Das Finanzministerium sieht keine Manipulation im vorliegenden Fall. Denn solange die Casinos ihre notwendige Auszahlungsquote erfüllen würden, könne nicht von Manipulation gesprochen werden. Der Verein Spielerhilfe sieht das anders, denn die manuelle Steuerung der Auszahlungsquote habe gravierende finanzielle Nachteile für die Spieler. Christoph Holubar, Sprecher vom Verein Spielerhilfe, sagt im Gespräch mit ZackZack:

„Die Veränderung ist gesetzeskonform, die Frage ist nur, warum. Wir haben das Finanzministerium vier Mal dazu befragt und keine Antwort bekommen. Auch von Seiten der Casinos Austria werden unsere Anfragen totgeschwiegen. Es muss ja aus technischer Sicht diese Methode gar nicht geben.“

Der Verein Spielerhilfe hegt daher den Verdacht, dass es bei der Gesetzeslücke um die Erhöhung von Steuereinnahmen geht – denn durch Drehen an der Stellschraube „Auszahlungsquote“ kann die Verweildauer der Spieler stark erhöht werden. Dadurch würden auch die Einnahmen der Casinos und letztendlich die Steuereinnahmen steigen:

„Durch das künstliche Erhöhen der Verweildauern steigern sich die Umsätze des Casinos, die Ausgaben der Spieler und damit auch die Brutto-Spieleinnahmen, davon gehen 30 Prozent Steuereinnahmen ans Finanzministerium.“

Bis zum Jahresende, wenn die Casinos ihre Auszahlungsquote erreicht hätten, hätten die Spieler wesentlich mehr verloren, als dies mit „echtem Zufall“ der Fall gewesen wäre. Mitarbeiter der Casinos Austria würden laut Spielerhilfe betonen, dass die Glücksspielgeräte nicht zusammenhängen würden und selbstständig über Gewinn oder Verlust entscheiden würden. Durch diese Behauptung, die laut Spielerhilfe „mittlerweile belegt als falsch angesehen werden kann“, geht die Spielerhilfe von einer „Irreführung am Spieler“ aus. Denn nicht nur Glück und Zufall würden über Gewinn oder Verlust entscheiden.

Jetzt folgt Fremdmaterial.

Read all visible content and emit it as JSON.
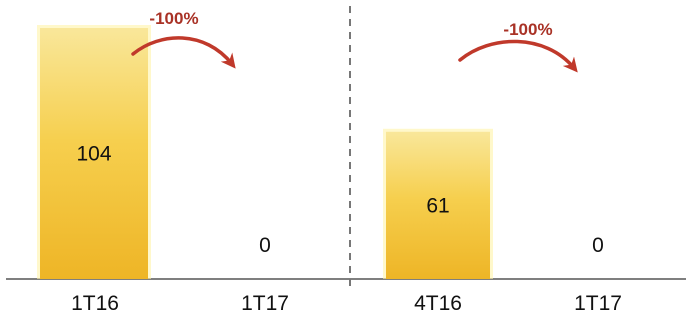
{
  "chart_data": [
    {
      "type": "bar",
      "categories": [
        "1T16",
        "1T17"
      ],
      "values": [
        104,
        0
      ],
      "value_labels": [
        "104",
        "0"
      ],
      "ylim": [
        0,
        110
      ],
      "change_label": "-100%"
    },
    {
      "type": "bar",
      "categories": [
        "4T16",
        "1T17"
      ],
      "values": [
        61,
        0
      ],
      "value_labels": [
        "61",
        "0"
      ],
      "ylim": [
        0,
        110
      ],
      "change_label": "-100%"
    }
  ],
  "colors": {
    "bar_top": "#f9e79a",
    "bar_mid": "#f6cf4e",
    "bar_bottom": "#eeb526",
    "bar_glow": "#fff3a8",
    "arrow": "#c0392b",
    "change_text": "#a93226",
    "axis": "#333333",
    "divider": "#777777"
  }
}
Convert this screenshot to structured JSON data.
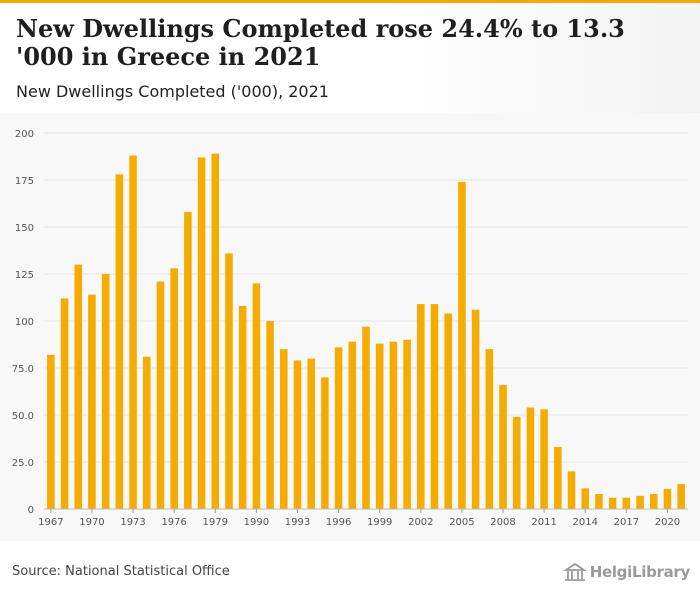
{
  "header": {
    "title": "New Dwellings Completed rose 24.4% to 13.3 '000 in Greece in 2021",
    "subtitle": "New Dwellings Completed ('000), 2021"
  },
  "footer": {
    "source": "Source: National Statistical Office",
    "logo_text": "HelgiLibrary"
  },
  "colors": {
    "bar": "#f5ab00",
    "accent": "#f2a900",
    "grid": "#e3e3e3"
  },
  "chart_data": {
    "type": "bar",
    "title": "New Dwellings Completed rose 24.4% to 13.3 '000 in Greece in 2021",
    "subtitle": "New Dwellings Completed ('000), 2021",
    "xlabel": "",
    "ylabel": "",
    "ylim": [
      0,
      200
    ],
    "yticks": [
      "0",
      "25.0",
      "50.0",
      "75.0",
      "100",
      "125",
      "150",
      "175",
      "200"
    ],
    "xtick_labels": [
      "1967",
      "1970",
      "1973",
      "1976",
      "1979",
      "1990",
      "1993",
      "1996",
      "1999",
      "2002",
      "2005",
      "2008",
      "2011",
      "2014",
      "2017",
      "2020"
    ],
    "grid": true,
    "categories": [
      "1967",
      "1968",
      "1969",
      "1970",
      "1971",
      "1972",
      "1973",
      "1974",
      "1975",
      "1976",
      "1977",
      "1978",
      "1979",
      "1980",
      "1989",
      "1990",
      "1991",
      "1992",
      "1993",
      "1994",
      "1995",
      "1996",
      "1997",
      "1998",
      "1999",
      "2000",
      "2001",
      "2002",
      "2003",
      "2004",
      "2005",
      "2006",
      "2007",
      "2008",
      "2009",
      "2010",
      "2011",
      "2012",
      "2013",
      "2014",
      "2015",
      "2016",
      "2017",
      "2018",
      "2019",
      "2020",
      "2021"
    ],
    "values": [
      82,
      112,
      130,
      114,
      125,
      178,
      188,
      81,
      121,
      128,
      158,
      187,
      189,
      136,
      108,
      120,
      100,
      85,
      79,
      80,
      70,
      86,
      89,
      97,
      88,
      89,
      90,
      109,
      109,
      104,
      174,
      106,
      85,
      66,
      49,
      54,
      53,
      33,
      20,
      11,
      8,
      6,
      6,
      7,
      8,
      10.7,
      13.3
    ]
  }
}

Casinos Austria:bewusste Steuerung “ist auszuschließen”

Die Casinos Austria erwiderten auf ZackZack-Anfrage, der Verein Spielerhilfe sei ihrer Wahrnehmung nach „keine Spielerschutzeinrichtung, wie er durch seinen Namen versucht zu suggerieren, sondern der Versuch einer Gruppe von Personen eine juristische Position via öffentlichem Druck zu verbessern.“ Dabei schrecke die Initiative nicht davor zurück, „kampagnenhaft Halb- und Falschinformationen“ über die Unternehmensgruppe zu verbreiten, so Unternehmenssprecher Patrick Minar. Die Vorwürfe des Vereins werden von Casinos Austria gegenüber ZackZack dementiert: eine bewusste Steuerung der Geräte, sodass diese Gewinn nur dann ausschütten, wenn der Server dies auch will, „ist auszuschließen“. Weiters bestätigt Minar gegenüber ZackZack, dass sämtliche gesetzlichen Auflagen vom Unternehmen hinsichtlich der Glücksspielautomaten eingehalten würden.